Les Chartreux étaient trop voisins de Lyon, et l’Église de Lyon était trop célèbre, pour qu’il ne s’établît pas entre celle-ci et ceux-là des relations plus ou moins intimes. La Sainte Église de Lyon, qui, par S. Irénée et S. Pothin, remonte à l’Église de Smyrne, a toujours conservé dans sa liturgie, ses cérémonies, son chant sacré, quelque chose de la grandeur et de la noblesse orientales. Les Pères de la Grande-Chartreuse furent désireux de posséder dans leur solitude ces antiques traditions. En 1126, pendant l’épiscopat de Raynauld, membre de la Maison de Semur, en Bourgogne, légat apostolique et soixante-seizième archevêque de Lyon, ils s’adressèrent « à la très sainte et très antique Église de Lyon, primatiale des Gaules, comme la plus célèbre de toutes, » et ils en adoptèrent pieusement les livres de chant et la façon de chanter. C’est à dater de cette époque, que d’autre familles, monastères et églises des Chartreux, n’hésitèrent pas à adopter le même chant.

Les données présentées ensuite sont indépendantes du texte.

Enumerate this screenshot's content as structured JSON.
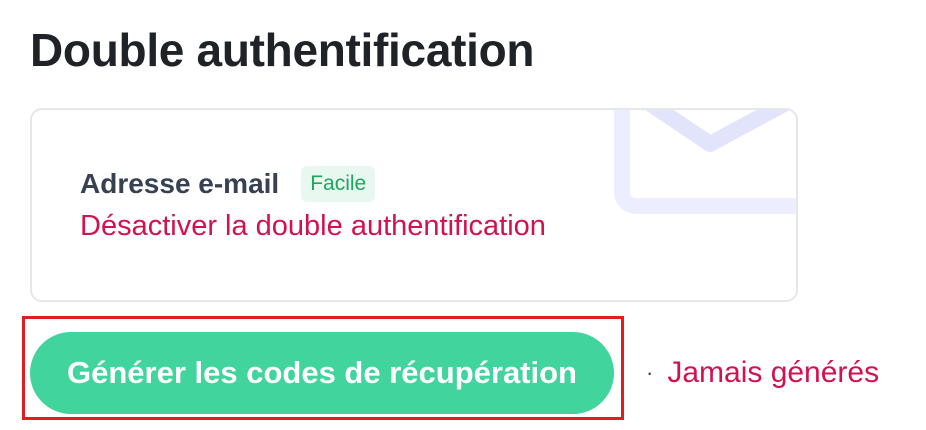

L’Église de Lyon témoigna la même confiance à la famille de S. Bruno ; voici en effet ce que nous lisons dans Surius, savant religieux de l’ordre : « Vers le milieu du douzième siècle, le comte de Forez Guy II, ayant pris par ruse la ville de Lyon, la dévasta, la pilla, et exerça sa fureur principalement sur les églises et sur le clergé dont il détruisit les habitations. Par la protection de Dieu, les clercs échappèrent à la mort. L’archevêque Héraclius lui-même et d’autres personnes de grande dignité vinrent, comme des fugitifs et des proscrits, jusqu’à la Chartreuse de Portes, où quelquefois ils se réunissaient précédemment pour traiter d’importantes questions. Après les avoir consolés, le généreux prieur Anthelme ajouta : « Je vous en prie, Messeigneurs, ne continuez pas cette course errante et n’allez nulle part chercher un refuge. Demeurez parmi nous, et si vous voulez sortir pour l’expédition de vos affaires, revenez ensuite auprès de nous. Nous vous nourrirons (à l’exception des chevaux) et vos prêtres et vos clercs, aussi longtemps qu’il faudra ; ce sera pour nous un bonheur, et vous n’aurez pas à craindre d’être indiscrets. Donc on allait et on venait, beaucoup même s’établirent à demeure, et toutes les choses nécessaires à la vie leur furent fournies en abondance et avec la plus aimable générosité, jusqu’à ce que bientôt après, les ennemis étant chassés et défaits, on rentra à Lyon, non sans grand miracle. »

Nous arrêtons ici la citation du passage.